June 18, 2021 | Investopaper
The excess liquidity in the banking system has come down sharply in the recent weeks. Market liquidity is under pressure as the government is raising internal debt. At the same time of the last fiscal year, banks and financial institutions had about Rs 200 billion liquidity. According to NRB, there is only around Rs 21 billion more liquidity in the financial system till Tuesday.
This amount also includes the SLF facility taken by banks and financial institutions from NRB. The amount taken through SLF should be returned after one week. BFIs have to avail Sustainable Liquidity Facility (SLF) from NRB to maintain loan-to-deposit-capital (CCD) ratio. Banks have also stopped getting inter-bank loans due to lack of money. Interbank interest rates rose to 4.7 percent on Tuesday.

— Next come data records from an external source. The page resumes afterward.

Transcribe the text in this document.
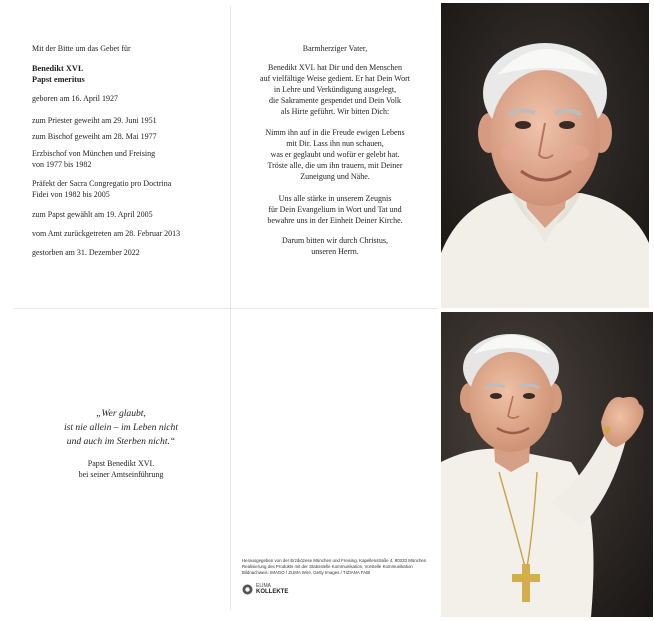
Mit der Bitte um das Gebet für
Benedikt XVI.
Papst emeritus
geboren am 16. April 1927
zum Priester geweiht am 29. Juni 1951
zum Bischof geweiht am 28. Mai 1977
Erzbischof von München und Freising
von 1977 bis 1982
Präfekt der Sacra Congregatio pro Doctrina
Fidei von 1982 bis 2005
zum Papst gewählt am 19. April 2005
vom Amt zurückgetreten am 28. Februar 2013
gestorben am 31. Dezember 2022
Barmherziger Vater,
Benedikt XVI. hat Dir und den Menschen
auf vielfältige Weise gedient. Er hat Dein Wort
in Lehre und Verkündigung ausgelegt,
die Sakramente gespendet und Dein Volk
als Hirte geführt. Wir bitten Dich:
Nimm ihn auf in die Freude ewigen Lebens
mit Dir. Lass ihn nun schauen,
was er geglaubt und wofür er gelebt hat.
Tröste alle, die um ihn trauern, mit Deiner
Zuneigung und Nähe.
Uns alle stärke in unserem Zeugnis
für Dein Evangelium in Wort und Tat und
bewahre uns in der Einheit Deiner Kirche.
Darum bitten wir durch Christus,
unseren Herrn.
„Wer glaubt,
ist nie allein – im Leben nicht
und auch im Sterben nicht.“
Papst Benedikt XVI.
bei seiner Amtseinführung
Herausgegeben von der Erzdiözese München und Freising, Kapellenstraße 4, 80333 München
Realisierung des Produkts mit der Stabsstelle Kommunikation, Vorstelle Kommunikation
Bildnachweis: IMAGO / ZUMA Wire, Getty Images / TIZIANA FABI
ELIMA
KOLLEKTE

As liquidity declines, banks’ CCD ratios are also under pressure. According to the NRB, the average CCD ratio of banks was 80 percent. According to the current directive, banks can disburse loans up to 85 percent of the loan-to-deposit ratio.
Chairman of the Bankers’ Association Bhuvan Dahal, on the other hand, said that the banks and financial institutions have sufficient funds for the flow of credit even though the liquidity in the banks has decreased for the time being. He said banks have invested around Rs 60 billion in government securities in the last two to three weeks, which has led to a lack of liquidity.
This problem will be solved soon as government expenditure will increase in the last month of the current fiscal year.